Saturday, 15 June 2013

Bishops hold prayer vigil outside Mandela hospital

PRETORIA - A dozen South African bishops on Friday held a prayer vigil outside the hospital where former president Nelson Mandela has spent a week receiving treatment for a lung infection.
The clerics, sporting flowing purple robes and white collars and representing a variety of denominations, stood hand-in-hand to say prayers for Mandela, who is said to be improving but still in a serious condition.
“Thank you (God) for the speedy recovery of Dr Nelson Mandela,” said Bishop Abraham Sibiya of the Christ Centred Church Episcopal Soshanguve, to chants of “amen”.
After a visit to the hospital late Thursday, President Jacob Zuma said the health of the country’s first black president “continues to improve but his condition remains serious.”
The hospital is under lockdown and entry is restricted to Mandela’s close family and those cleared to have business inside the hospital.
Sibiya told AFP that church leaders had come out in response to Zuma’s call to pray for the 94-year-old hero of the struggle against white-minority rule.
Zuma’s spokesman Mac Maharaj said he had no update on Mandela’s condition when contacted by AFP early Friday.
Mandela was admitted to hospital in the capital Pretoria in the early hours of Saturday for a pulmonary condition that has plagued him for years.
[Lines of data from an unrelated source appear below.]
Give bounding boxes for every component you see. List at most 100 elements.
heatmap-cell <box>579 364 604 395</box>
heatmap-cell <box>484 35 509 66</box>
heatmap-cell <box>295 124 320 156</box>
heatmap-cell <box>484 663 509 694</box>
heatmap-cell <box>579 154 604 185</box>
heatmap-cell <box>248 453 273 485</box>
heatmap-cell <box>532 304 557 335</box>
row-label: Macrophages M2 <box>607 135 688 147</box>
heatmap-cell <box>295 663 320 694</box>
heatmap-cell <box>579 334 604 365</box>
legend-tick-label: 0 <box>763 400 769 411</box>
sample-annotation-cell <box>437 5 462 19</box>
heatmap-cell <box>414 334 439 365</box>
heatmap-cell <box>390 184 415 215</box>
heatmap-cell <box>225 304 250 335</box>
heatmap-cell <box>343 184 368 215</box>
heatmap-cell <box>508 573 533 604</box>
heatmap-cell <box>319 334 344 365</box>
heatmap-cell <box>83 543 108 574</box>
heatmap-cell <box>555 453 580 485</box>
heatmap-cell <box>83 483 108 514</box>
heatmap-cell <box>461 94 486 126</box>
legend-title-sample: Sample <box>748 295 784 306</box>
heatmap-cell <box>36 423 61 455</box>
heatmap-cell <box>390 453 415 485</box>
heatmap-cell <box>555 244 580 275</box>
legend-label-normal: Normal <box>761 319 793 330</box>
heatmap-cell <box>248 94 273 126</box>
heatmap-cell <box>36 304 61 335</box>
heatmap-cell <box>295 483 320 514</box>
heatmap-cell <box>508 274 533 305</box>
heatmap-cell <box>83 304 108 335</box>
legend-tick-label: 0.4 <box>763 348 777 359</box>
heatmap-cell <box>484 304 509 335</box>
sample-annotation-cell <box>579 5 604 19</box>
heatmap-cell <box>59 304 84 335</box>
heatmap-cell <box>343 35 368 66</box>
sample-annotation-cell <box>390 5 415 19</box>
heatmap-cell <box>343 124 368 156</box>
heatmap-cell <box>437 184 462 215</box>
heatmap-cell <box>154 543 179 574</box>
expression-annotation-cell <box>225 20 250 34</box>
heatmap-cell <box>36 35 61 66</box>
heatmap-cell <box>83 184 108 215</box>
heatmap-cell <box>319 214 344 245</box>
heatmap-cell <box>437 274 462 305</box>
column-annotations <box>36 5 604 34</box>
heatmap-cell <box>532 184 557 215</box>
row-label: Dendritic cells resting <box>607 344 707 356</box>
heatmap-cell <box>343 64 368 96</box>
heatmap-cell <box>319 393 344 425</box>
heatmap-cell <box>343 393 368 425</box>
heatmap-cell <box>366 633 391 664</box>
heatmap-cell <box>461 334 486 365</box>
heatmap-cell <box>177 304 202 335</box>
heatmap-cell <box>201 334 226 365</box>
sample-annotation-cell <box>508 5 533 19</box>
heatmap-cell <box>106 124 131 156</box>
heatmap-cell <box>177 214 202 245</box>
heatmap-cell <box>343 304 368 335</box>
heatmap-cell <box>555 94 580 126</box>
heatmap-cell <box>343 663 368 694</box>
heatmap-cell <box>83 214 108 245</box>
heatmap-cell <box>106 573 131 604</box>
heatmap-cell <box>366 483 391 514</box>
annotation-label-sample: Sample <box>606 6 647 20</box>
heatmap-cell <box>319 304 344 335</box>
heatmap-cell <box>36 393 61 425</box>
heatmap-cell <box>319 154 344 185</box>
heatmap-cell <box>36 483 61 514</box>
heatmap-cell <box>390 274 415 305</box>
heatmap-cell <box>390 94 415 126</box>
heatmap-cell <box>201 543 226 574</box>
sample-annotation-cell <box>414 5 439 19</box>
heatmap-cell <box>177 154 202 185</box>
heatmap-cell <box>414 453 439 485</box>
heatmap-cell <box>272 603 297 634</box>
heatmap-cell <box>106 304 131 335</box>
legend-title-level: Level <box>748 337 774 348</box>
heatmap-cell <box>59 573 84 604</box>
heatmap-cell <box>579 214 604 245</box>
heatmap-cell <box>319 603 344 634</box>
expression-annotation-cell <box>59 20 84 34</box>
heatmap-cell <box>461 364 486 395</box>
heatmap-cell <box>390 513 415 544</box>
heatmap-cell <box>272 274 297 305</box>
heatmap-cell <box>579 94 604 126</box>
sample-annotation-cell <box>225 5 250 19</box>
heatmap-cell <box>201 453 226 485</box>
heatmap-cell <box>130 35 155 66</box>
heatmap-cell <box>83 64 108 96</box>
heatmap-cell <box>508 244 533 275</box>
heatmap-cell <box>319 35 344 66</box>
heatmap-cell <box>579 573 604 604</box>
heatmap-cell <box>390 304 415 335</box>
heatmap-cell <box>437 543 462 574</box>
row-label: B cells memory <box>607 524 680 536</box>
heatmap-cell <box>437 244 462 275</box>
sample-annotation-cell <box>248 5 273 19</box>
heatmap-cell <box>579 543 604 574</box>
It is his fourth hospital stay since December, leading to a growing acceptance that the much-loved father of the “Rainbow Nation” may be nearing the end of his life.
Despite the more positive assessment of Mandela’s condition, concerns continue to grow and Zuma has asked the nation to pray for him.
“So we came to pray that God will heal former president Mandela and also we came to pray for the family that God will strengthen them at this difficult time and give them strength to face each and every day they go through,” Sibiya told AFP.
Members of Mandela’s family, known for frequent internal feuding, have been visiting him regularly in a public display of unity.
On Friday morning his daughter Zenani, who is South Africa’s ambassador to Argentina, visited him, as did some grandchildren and great grandchildren.
Mandela has a long history of lung problems since being diagnosed with early-stage tuberculosis in 1988 during his 27 years in prison at the hands of the apartheid regime.
Experts say that infection makes him vulnerable to recurrent lung infections.